Luckily, QUIC’s designers were acutely aware of this problem, called ‘linkability’. QUIC solves this by changing the CID every time users change networks. This means attackers cannot directly attribute the connection to an individual device because the IP address and the CID change. Problem solved!
However, didn’t we need a non-changing CID in the first place to deal with the fact that the IP address changes? How can that possibly work if the CID also changes?
The trick is to assign not just one but multiple CIDs to the same underlying connection. In Figure 3, the blue connection isn’t just described by the green box, but ALSO by the purple circle and the red triangle. Crucially, only the client and the server know about these additional CIDs; any attacker just observing the network traffic will not because the new CIDs are exchanged securely once an encrypted QUIC connection has been established. As such, clients can safely use the next CID in the list; only the server will know that it’s actually targeting the same underlying connection.
(Note: In practice, this mechanism is even more complicated due to the need to support load balancers and other use cases. Please refer to this blog post for more information).
While this mechanism works quite well, it does have some downsides. The CID is one of the few parts that have to remain unencrypted in the QUIC packet header metadata. This is partly because the server needs to be able to look up the correct connection based on the CID before it can use that connection’s TLS decryption keys to unlock the packet. As discussed in the previous post in this series, any unencrypted metadata can (and probably will) be read (and probably misused/abused) by middleboxes (and attackers), again somewhat compromising QUIC’s future-proofed design.
Using a separate encryption scheme just for the CIDs (so they can be encrypted separately from the packet) can solve this issue. However, that increases the difficulty of implementing other services, such as firewalls and load balancers. This problem is quite difficult to properly solve in practice, and work is still underway at the IETF to define what that should look like.
Why can’t I use Wi-Fi and 4G at the same time?
This is an excellent question and a feature called Mulipath is currently being worked on to address this issue. This concept has been developed for TCP for over a decade but was difficult to deploy worldwide.
With QUIC, building on the connection migration features described above, this approach becomes much more feasible. Companies such as Apple, Google, and Alibaba are actively experimenting with it to improve overall network robustness and increase performance by combining the bandwidth of both networks for a single conceptual connection.
In my next post, I’ll discuss the protocols’ performance in the wild and why comparing QUIC and HTTP/3 to TCP and HTTP/2 is difficult.
Robin Marx is a Web Protocol and Performance Expert at Akamai.
This post was originally published on the Internet Society’s Pulse Blog.

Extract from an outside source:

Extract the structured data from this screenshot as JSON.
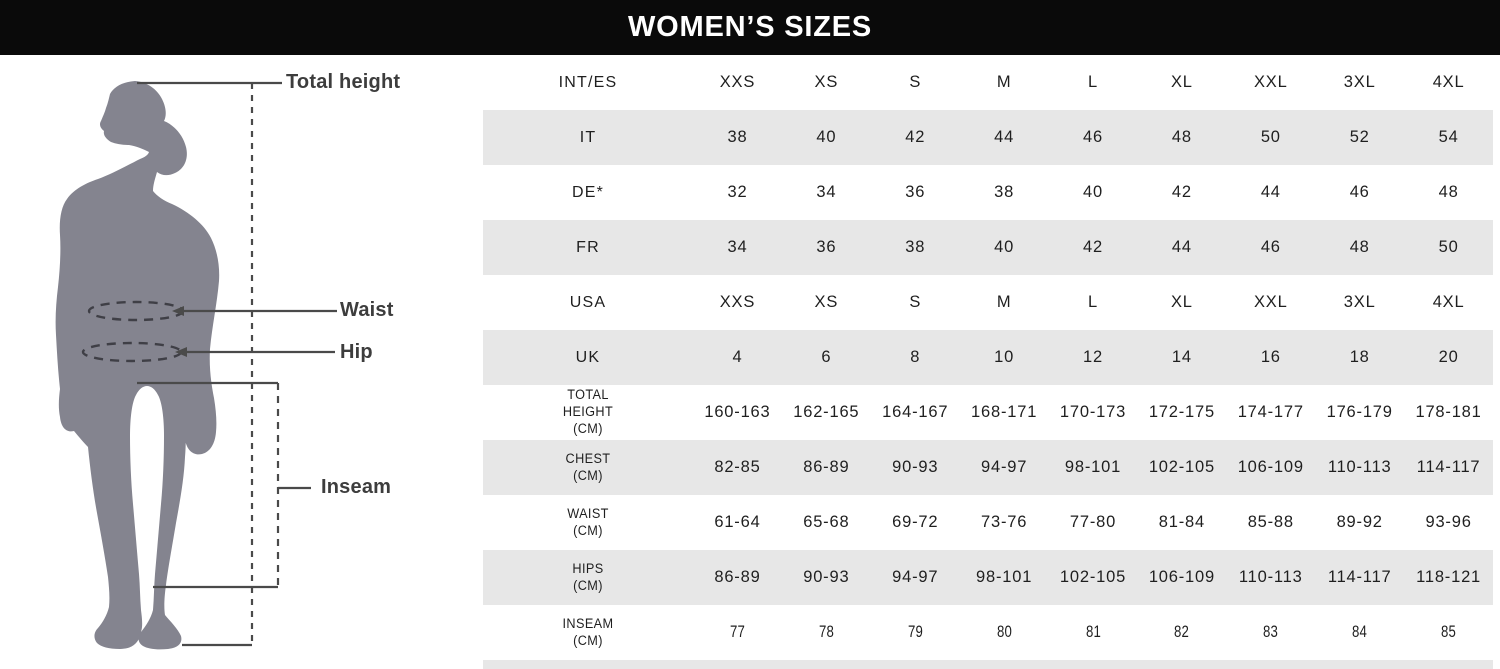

The views expressed by the authors of this blog are their own and do not necessarily reflect the views of APNIC. Please note a Code of Conduct applies to this blog.
Congratulations, Robin, for your QUIC related posts. I’ve been looking for a long time for friendly infomation about QUIC and how it contributes to a better user experience and its problems like the ones related to load-balancers and CID. Your posts are a great entry point for QUIC newbies.
it is interestying to read your thoughts about QUIC possibilities for server migration. Continuing the same CID, with a different server within a cluster of a service. This featre has a potential for cache cluster management. It allows shelling out the load-balancer and gain performance.